Реализм

В сущности, реализм появился у нас раньше. Пушкин, Лермонтов, Грибоедов, Крылов, Гоголь и Кольцов были настоящими реалистами и даже величайшими реалистами во всей русской литературе. Однако они были ими не в силу каких-либо теорий, а непосредственно. Как живых людей, как настоящих художников, их слишком трогало окружающее. Они так страстно жили общей жизнью, так страстно ею увлекались, что, естественно, должны были черпать и свои темы, и свое вдохновение из действительности. Но они не были притом порабощены действительностью.

Когда Пушкина, Гоголя и Лермонтова манило в сказочный мир, когда думы их отвлекались от обыденных интересов и устремлялись к лицезрению высших, внеземных начал, они вполне отдавались этому своему стремлению и как раз тогда творили свои гениальные вещи.

То же самое было и в живописи, но, разумеется, в явлениях более мелких. Лучшие художники до поколения 50-х годов: Левицкий, Боровиковский, Кипренский, Орловский, Венецианов, в некотором отношении и Иванов — были также вполне реалистами, но и они не были закабалены черствой, узкой теорией. Они воспроизводили действительность с полной правдой и искренностью только потому, что близко стояли к жизни, что любили ее, что им хотелось ее изображать [Лишь Венецианов среди них принадлежал к известному, определенному художественному толку, но и он принадлежал к нему совершенно свободно, по доброй воле, по вдохновению, а не в силу какого-либо учения извне, которое связывало бы его творчество. Совсем другое его ученики: они питались уже готовым, сложившимся учением (очень узким, потому что в развитии его принимали участие далеко не все художественные силы того времени) и, как люди ограниченные, превратили его в тесную, неподвижную формулу, из которой не было выхода. Из этой формулы можно было только насильно вырваться, но тогда неминуемо попасть в другие тиски, еще худшие: в академизм. Зарянко был наиболее последовательным из венецианцев, и как раз он низвел все милое, высокохудожественное искусство своего учителя до какой-то рабской съемки, до каких-то вымерок и вычислений. Весьма печально, что его тупоумное, робкое отношение к живописи отчасти отразилось затем на технике всех его учеников, иначе говоря, на всех главных представителях русской реалистической школы 60-х и 70-х годов, вышедших почти поголовно из Училища живописи и ваяния, где Зарянко был профессором.].

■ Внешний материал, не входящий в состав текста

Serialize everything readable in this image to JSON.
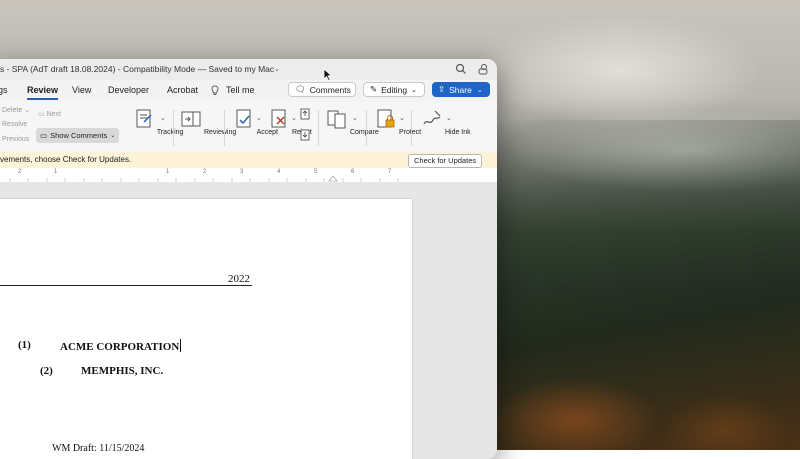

С 40-х годов, после того как в критике были сделаны удачные попытки формулировать и систематизировать post factum свободное вдохновенное искусство наших великих писателей 20-х и 30-х годов, реализм стал и в русской литературе, а затем и в русской живописи обязательным лозунгом. Он теперь уже не вытекал естественно из личной склонности художников к жизни, но являлся стройной, разумной, а главное, навязываемой теорией, целым вероучением, имевшим своих фанатиков, еретиков и врагов. Шло это учение, как все в нашей культуре за последние 200 лет, с Запада, где в 40-х годах на смену романтизму явилось отрезвление и раздались требования вернуться к насущным вопросам, взглянуть на окружающую действительность как на единственно доступный объект серьезного изучения. Тогда в философии восторжествовал позитивизм, в общественных науках — социализм, в искусстве — реализм. Однако никогда на Западе, где скрещивалась такая масса традиций, где было так много культурных наслоений, реалистическое течение не приобретало (если не считать одного Курбе) такой детски наивной прямолинейности, такой безумной ясности и безусловного деспотизма, как у нас, особенно в нашей живописи.

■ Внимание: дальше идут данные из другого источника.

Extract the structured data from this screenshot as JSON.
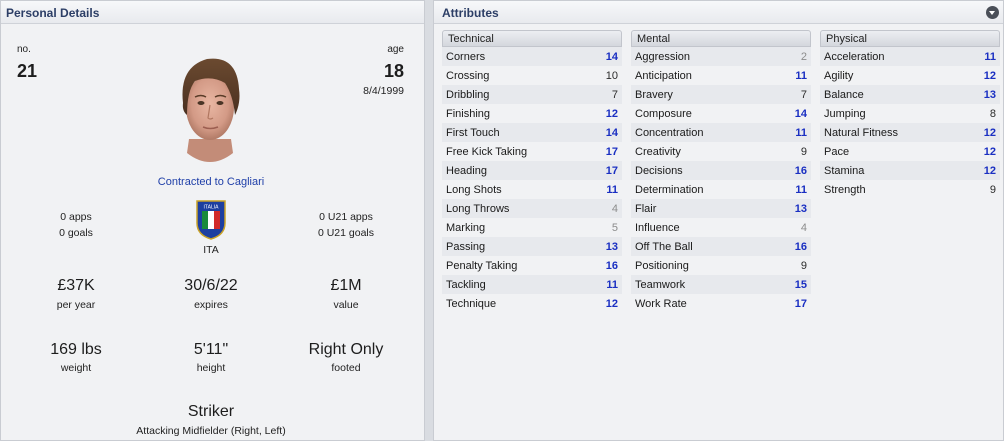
{
  "personal": {
    "title": "Personal Details",
    "number_label": "no.",
    "number": "21",
    "age_label": "age",
    "age": "18",
    "dob": "8/4/1999",
    "contract": "Contracted to Cagliari",
    "apps": "0 apps",
    "goals": "0 goals",
    "nation_code": "ITA",
    "nation_badge_text": "ITALIA",
    "u21_apps": "0 U21 apps",
    "u21_goals": "0 U21 goals",
    "wage": "£37K",
    "wage_label": "per year",
    "expires": "30/6/22",
    "expires_label": "expires",
    "value": "£1M",
    "value_label": "value",
    "weight": "169 lbs",
    "weight_label": "weight",
    "height": "5'11\"",
    "height_label": "height",
    "foot": "Right Only",
    "foot_label": "footed",
    "position": "Striker",
    "secondary_position": "Attacking Midfielder (Right, Left)"
  },
  "attributes": {
    "title": "Attributes",
    "columns": [
      {
        "name": "Technical",
        "items": [
          {
            "label": "Corners",
            "value": "14"
          },
          {
            "label": "Crossing",
            "value": "10"
          },
          {
            "label": "Dribbling",
            "value": "7"
          },
          {
            "label": "Finishing",
            "value": "12"
          },
          {
            "label": "First Touch",
            "value": "14"
          },
          {
            "label": "Free Kick Taking",
            "value": "17"
          },
          {
            "label": "Heading",
            "value": "17"
          },
          {
            "label": "Long Shots",
            "value": "11"
          },
          {
            "label": "Long Throws",
            "value": "4"
          },
          {
            "label": "Marking",
            "value": "5"
          },
          {
            "label": "Passing",
            "value": "13"
          },
          {
            "label": "Penalty Taking",
            "value": "16"
          },
          {
            "label": "Tackling",
            "value": "11"
          },
          {
            "label": "Technique",
            "value": "12"
          }
        ]
      },
      {
        "name": "Mental",
        "items": [
          {
            "label": "Aggression",
            "value": "2"
          },
          {
            "label": "Anticipation",
            "value": "11"
          },
          {
            "label": "Bravery",
            "value": "7"
          },
          {
            "label": "Composure",
            "value": "14"
          },
          {
            "label": "Concentration",
            "value": "11"
          },
          {
            "label": "Creativity",
            "value": "9"
          },
          {
            "label": "Decisions",
            "value": "16"
          },
          {
            "label": "Determination",
            "value": "11"
          },
          {
            "label": "Flair",
            "value": "13"
          },
          {
            "label": "Influence",
            "value": "4"
          },
          {
            "label": "Off The Ball",
            "value": "16"
          },
          {
            "label": "Positioning",
            "value": "9"
          },
          {
            "label": "Teamwork",
            "value": "15"
          },
          {
            "label": "Work Rate",
            "value": "17"
          }
        ]
      },
      {
        "name": "Physical",
        "items": [
          {
            "label": "Acceleration",
            "value": "11"
          },
          {
            "label": "Agility",
            "value": "12"
          },
          {
            "label": "Balance",
            "value": "13"
          },
          {
            "label": "Jumping",
            "value": "8"
          },
          {
            "label": "Natural Fitness",
            "value": "12"
          },
          {
            "label": "Pace",
            "value": "12"
          },
          {
            "label": "Stamina",
            "value": "12"
          },
          {
            "label": "Strength",
            "value": "9"
          }
        ]
      }
    ]
  }
}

В 1855 году, еще в самом начале нового течения, появились «Эстетические отношения искусства к действительности» Чернышевского, и в этом сочинении уже прямо говорится, что «прекрасное есть жизнь», что «величайшая красота есть именно красота, встречаемая человеком в мире действительности, а не красота, создаваемая искусством» [Как будто всякая красота не есть уже создание искусства? Как будто так называемое пленение нас природой не есть продукт некоторого творчества внутри нас самих, а не мертвой, безличной природы?] «едва делается действительность сколько-нибудь сносной, скучны и бледны кажутся перед ней все мечты воображения».

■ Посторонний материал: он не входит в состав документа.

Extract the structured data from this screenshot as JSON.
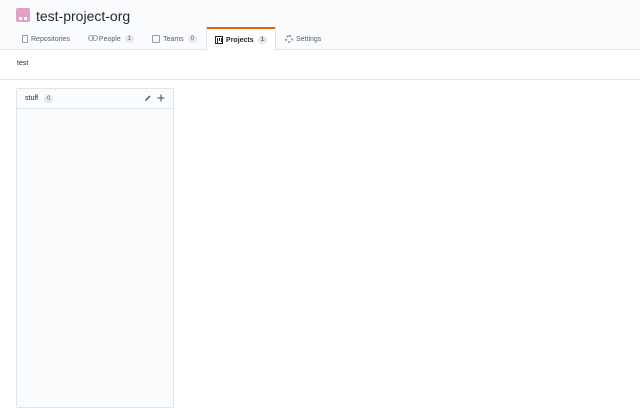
{
  "org": {
    "name": "test-project-org",
    "avatar_color": "#e3a0c8"
  },
  "tabs": [
    {
      "label": "Repositories",
      "icon": "repo-icon"
    },
    {
      "label": "People",
      "count": "1",
      "icon": "people-icon"
    },
    {
      "label": "Teams",
      "count": "0",
      "icon": "teams-icon"
    },
    {
      "label": "Projects",
      "count": "1",
      "icon": "project-icon",
      "selected": true
    },
    {
      "label": "Settings",
      "icon": "gear-icon"
    }
  ],
  "project": {
    "name": "test"
  },
  "columns": [
    {
      "name": "stuff",
      "count": "0"
    }
  ],
  "colors": {
    "accent": "#e36209",
    "border": "#e1e4e8",
    "muted": "#586069"
  }
}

Трактат Чернышевского, несмотря на свою наивность и смешную прямолинейность, для своего времени был пророческим словом. Он был вызван всем настроением тогдашней молодежи, легко и самоуверенно шедшей на бой, с юношеской опрометчивостью глядевшей на все, что встречалось по пути. Наивность, с которой изложены в «Эстетических отношениях» плохо переваренные мысли западных социалистических и позитивных мыслителей, скорее даже способствовала успеху брошюры в нашем еще полуребяческом обществе.

Предыдущая глава

Следующая глава


Приезд гувернантки в купеческий дом (Перов В.Г., 1866 г.)

Портрет писателя Ф.М. Достоевского (Перов В.Г., 1872 г.)

Никита Пустосвят. Спор о вере (Перов В.Г., 1880—1881 г.)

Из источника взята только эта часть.